In una riunione partecipata, il Movimento piùCittà di Caltanissetta, è tornato a riunirsi.
Abbiamo atteso si stemperasse il clamore delle valutazioni attorno agli esiti delle ultime elezioni nazionali e regionali del 25 settembre, per tentare di comprendere “sine ira et studio” se il nostro pluriennale percorso civico potesse considerarsi concluso o ancora necessario.
La presenza di una nostra iscritta e socia fondatrice, Marina Castiglione, all’interno delle liste del Partito Democratico è stata da noi vissuta come una scommessa e una opportunità. La scommessa stava nell’apertura di un partito strutturato alla società civile che noi proviamo a rappresentare e l’opportunità era quella di vederci protagonisti, con il nostro stile e il nostro metodo, di un momento storico e sociale nevralgico.
La campagna elettorale ci ha visti fianco a fianco sia nei momenti pubblici delle conferenze stampa e dei dibattiti all’aperto, sia nella preparazione dei temi di discussione.
Con la chiusura delle urne e lo spoglio ci sembra di potere verificare alcuni fatti oggettivamente e quantitativamente incontestabili: il 52% della popolazione siciliana non ha espresso alcuna scelta circa le proprie rappresentanze al parlamento regionale e nazionale; la proposta elettorale indipendente di Marina Castiglione ha consentito, nel breve giro di quattro settimane, di far scegliere a più di 1000 cittadini il suo nome, sentendosi parte di un percorso libero e qualificato e di attivare, nelle due province di Caltanissetta e Agrigento, una importante (ma non sufficiente) affermazione anche per il Senato della Repubblica; l’aumento di voti rispetto alle analoghe elezioni di 5 anni fa è segno di una domanda di sinistra che va recepita in modo responsabile e meditato; la vittoria altrettanto incontestabile delle destre ha privato la città di rappresentanti locali nei Collegi uninominali di Camera e Senato.
Esistono, poi, le valutazioni politiche che, come tali, sono soggettive.

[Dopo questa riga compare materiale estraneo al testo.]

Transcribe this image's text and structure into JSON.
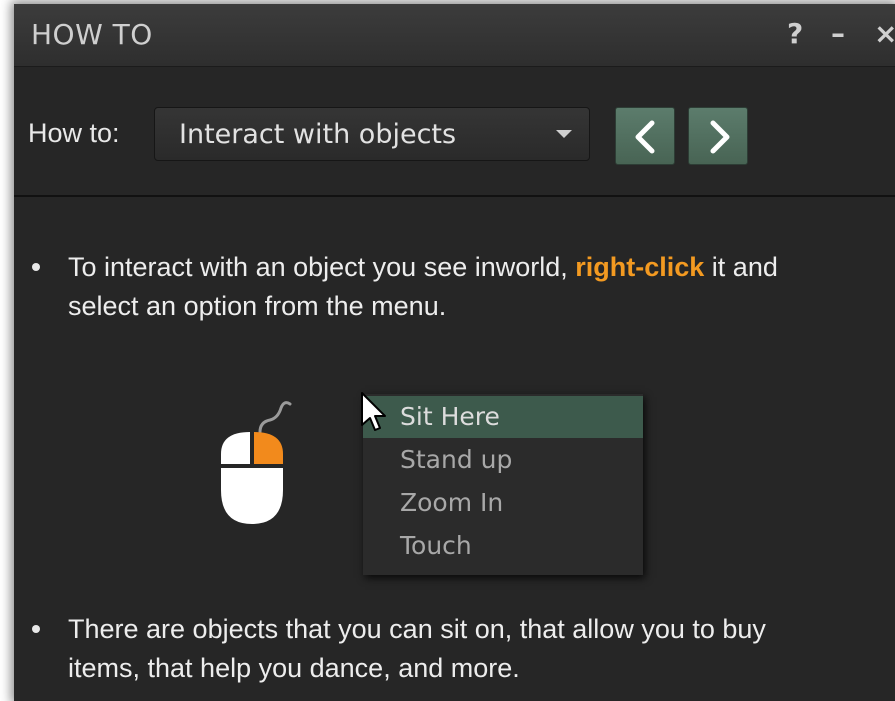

Siamo lontani dal frastuono della “resa dei conti” dentro le formazioni perdenti, ma ci sentiamo di dire alcune cose. Il PD ha perso, in questi anni, le buone pratiche che vedevano il partito dialogare con i settori più popolari della società, nell’ottica di una salvaguardia di valori sociali legati alla eguaglianza, giustizia, libertà, dialogo tra le parti. La presenza di un campo largo, che provasse a portare a sintesi posizioni non inconciliabili, avrebbe dato un profilo completamente diverso alle dinamiche e forse anche agli esiti di questa campagna elettorale. C’è bisogno, però, di una sinistra che animi e incarni le povertà, i bisogni degli ultimi, la quotidianità di chi è fuori dalle scacchiere del potere e dei potenti.

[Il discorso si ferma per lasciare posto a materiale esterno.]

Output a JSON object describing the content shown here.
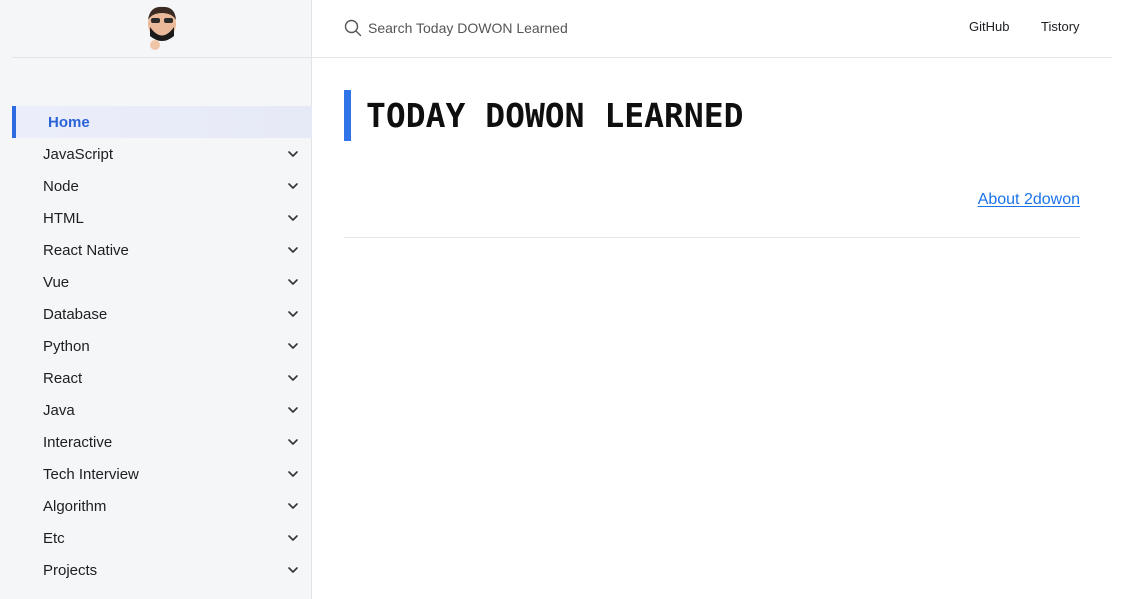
{
  "search": {
    "placeholder": "Search Today DOWON Learned"
  },
  "topnav": {
    "github": "GitHub",
    "tistory": "Tistory"
  },
  "sidebar": {
    "items": [
      {
        "label": "Home",
        "active": true
      },
      {
        "label": "JavaScript"
      },
      {
        "label": "Node"
      },
      {
        "label": "HTML"
      },
      {
        "label": "React Native"
      },
      {
        "label": "Vue"
      },
      {
        "label": "Database"
      },
      {
        "label": "Python"
      },
      {
        "label": "React"
      },
      {
        "label": "Java"
      },
      {
        "label": "Interactive"
      },
      {
        "label": "Tech Interview"
      },
      {
        "label": "Algorithm"
      },
      {
        "label": "Etc"
      },
      {
        "label": "Projects"
      }
    ]
  },
  "main": {
    "title": "TODAY DOWON LEARNED",
    "about_link": "About 2dowon"
  },
  "colors": {
    "accent": "#2f6be0",
    "link": "#1a73e8",
    "sidebar_bg": "#f5f6f7"
  }
}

A nostro avviso occorre mettere in campo una strategia strutturata, intorno alla quale il civismo può fungere da agente lievitante. Se è vero che l’obiettivo è tornare a parlare alla gente, questo potrà avvenire solo attraverso presidi territoriali, che fungano da osservatori sociali sui diritti di cittadinanza e delle minoranze: il diritto al lavoro, all’istruzione, alla salute, alla genitorialità, alla cultura, alla cura dell’ambiente, alla parità di genere, alla pace e così via. In tal orizzonte, guardiamo con fiducia alle buone prassi intraprese attraverso il Forum Disuguaglianze e Diversità di Fabrizio Barca. Si tratterebbe di una operazione strutturata e certamente complessa, che avrebbe bisogno di organizzazione, partecipazione dal basso, percorsi formativi e di conoscenza e di una visibile strategia comunicativa. Torniamo al nostro “pallino”: non manca la voglia dei cittadini di essere coinvolti, a mancare è la politica.
In questa fase non vogliamo né possiamo esprimere profezie o congetture sulle politiche di chi ha legittimamente vinto le elezioni: per guardare all’orizzonte regionale, possiamo soltanto augurarci che siano in forte discontinuità con lo sfacelo della sanità nissena e con l’abbandono più assoluto dei beni culturali locali, perpetrato consapevolmente in questi anni di governo Musumeci, e ci sentiamo di pretendere a gran voce che neanche un euro del PNRR e dei finanziamenti che arriveranno venga sottratto ai servizi pubblici, alle possibilità di lavoro per i giovani e meno giovani e alle infrastrutture territoriali.